Dopo le Olimpiadi svolte a porte chiuse, il Comitato organizzativo delle Paralimpiadi vuole portare nei palazzetti di Tokyo2020 fino a 130 mila ragazzi da scuole giapponesi: "Vogliamo realizzare una società inclusiva"

Manca solo l’ufficialità, ma ormai l’annuncio sembra davvero ad un passo: dopo le Olimpiadi a porte chiuse, per le Paralimpiadi si intravede un fantastico bagliore di speranza perché degli spettatori possano tifare questi super-atleti. E non saranno degli spettatori qualsiasi. Infatti, a riempire i palazzetti di Tokyo saranno 130mila bambini delle scuole giapponesi.

Il portavoce di Tokyo2020, Masa Takaya, lo ha rivelato in conferenza stampa facendo trasparire un grande entusiasmo:

“Gli organizzatori non vedono l’ora di ospitare gli studenti negli stadi per farli assistere alle competizioni. Siamo assolutamente pronti ad accoglierli in un ambiente che sia il più sicuro possibile. È molto chiaro, fin dall’inizio, il significato per i ragazzi di assistere dal vivo a queste gare dagli spali. Siamo desiderosi di trasmettere i valori dei Giochi paralimpici a queste generazioni, che sono il futuro della nostra società. Vogliamo realizzare una società inclusiva“.

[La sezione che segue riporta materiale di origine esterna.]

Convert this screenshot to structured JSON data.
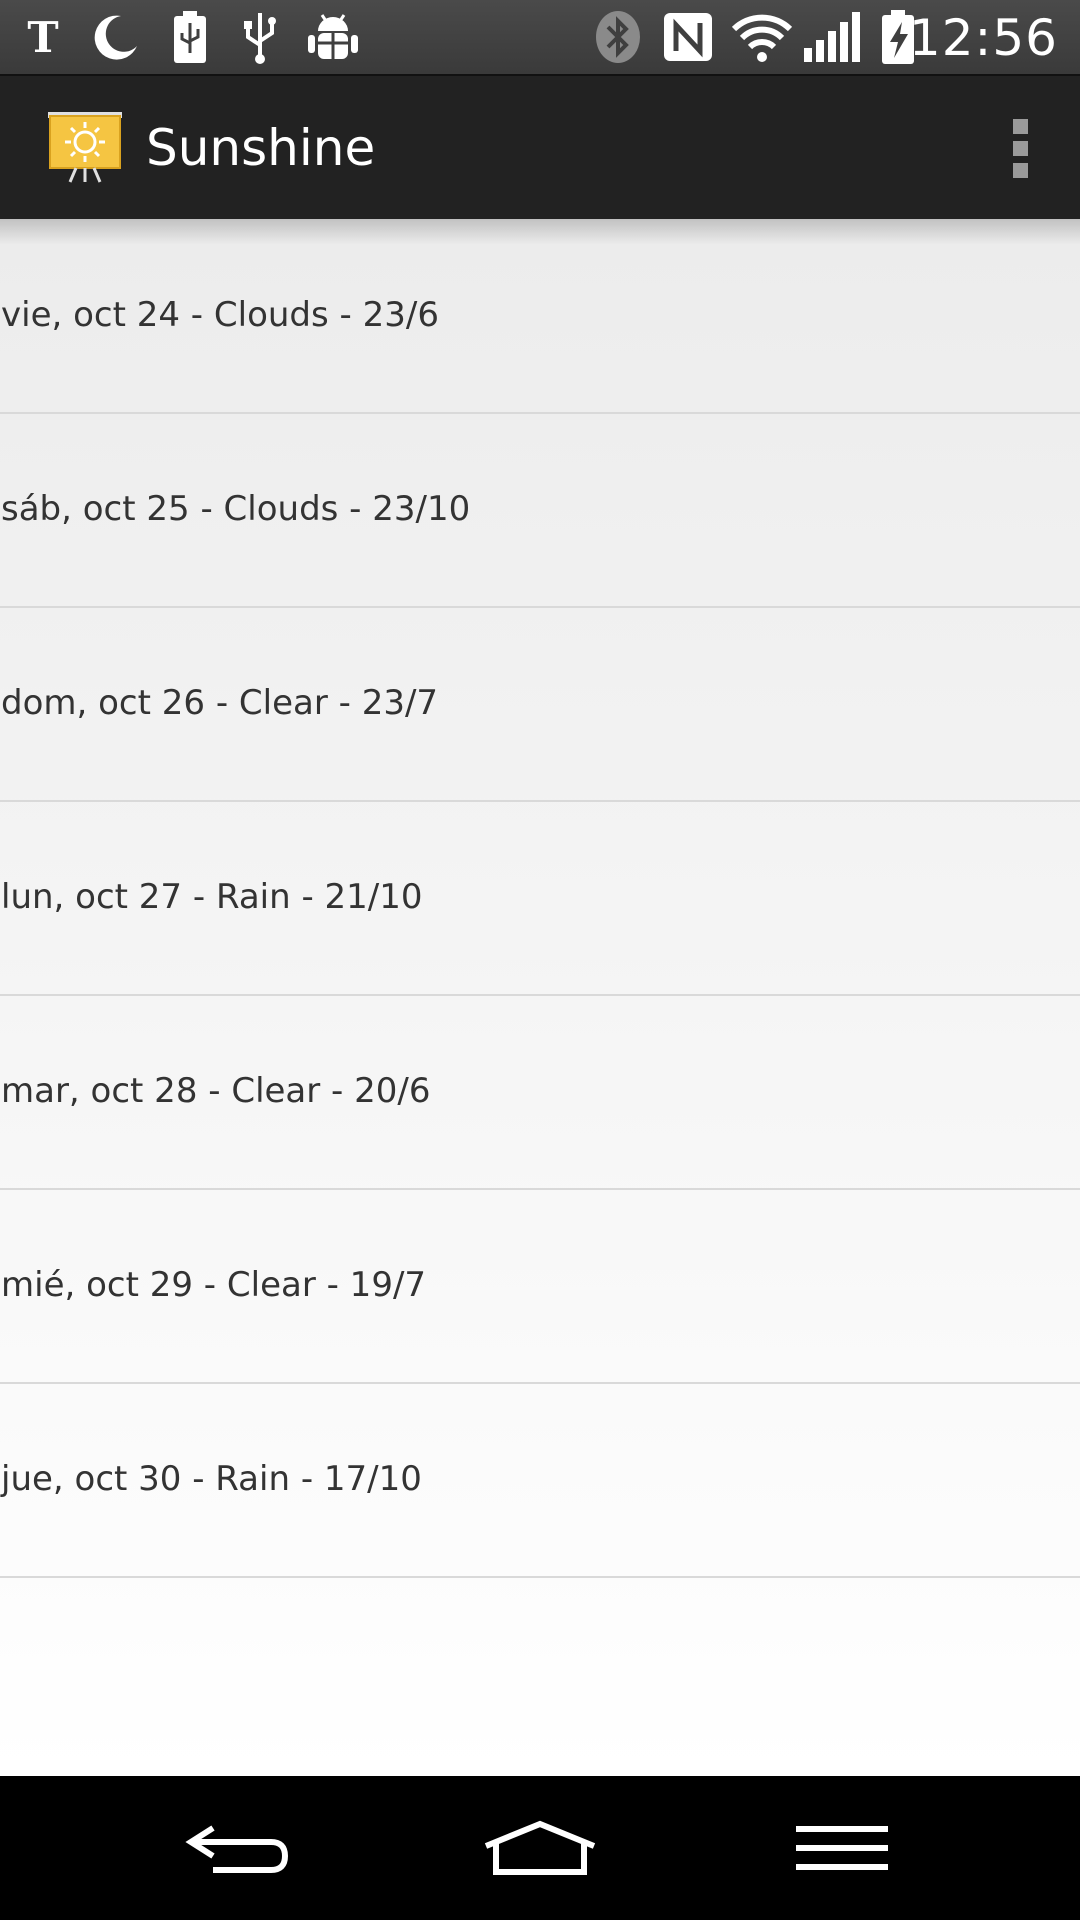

Sullo stesso tema è intervenuto anche Craig Spence, responsabile della comunicazione dell’International Paralympic Committee (IPC):

“La proposta è stata presentata all’IPC dalle autorità giapponesi la scorsa settimana, abbiamo chiesto se si sarebbe potuta mettere in campo in modo sicuro e ci hanno detto di sì. Non appoggeremmo questa idea se non potrà essere fatta in sicurezza, e lo stesso vale per le Paralimpiadi stesse. Non saremmo seduti qui oggi se non credessimo di poter celebrare i Giochi in maniera sicura“.

In merito al significato e all’importanza che i bambini delle scuole assistano dal vivo a queste gare, Spence ha sottolineato che:

“Una delle più grandi eredità dei Giochi di Sydney, nel 2000, è stato proprio il programma nelle scuole. Centinaia di migliaia di bambini assistettero ai Giochi, e ora quegli stessi ragazzi lavorano e ricoprono posizioni di potere in Australia: questo è il motivo per cui la stessa Australia è uno dei Paesi più inclusivi del mondo per quanto riguarda le persone con disabilità”. Per questo, ha concluso l’esponente dell’IPC, “è molto importante portare i ragazzi ai Giochi. Poi, se la situazione dovesse cambiare drasticamente, abbiamo sempre la possibilità di incontrarci e discutere di nuovo sul da farsi”.

Il riferimento di Spence alla situazione sanitaria in Giappone non è casuale. I contagi nella terra del Sol Levante continuano a crescere, ma gli organizzatori fanno trasparire fiducia: gli atleti in gara in queste Paralimpiadi saranno spinti da un pubblico di ragazzi. Solo così la diversità può diventare normalità.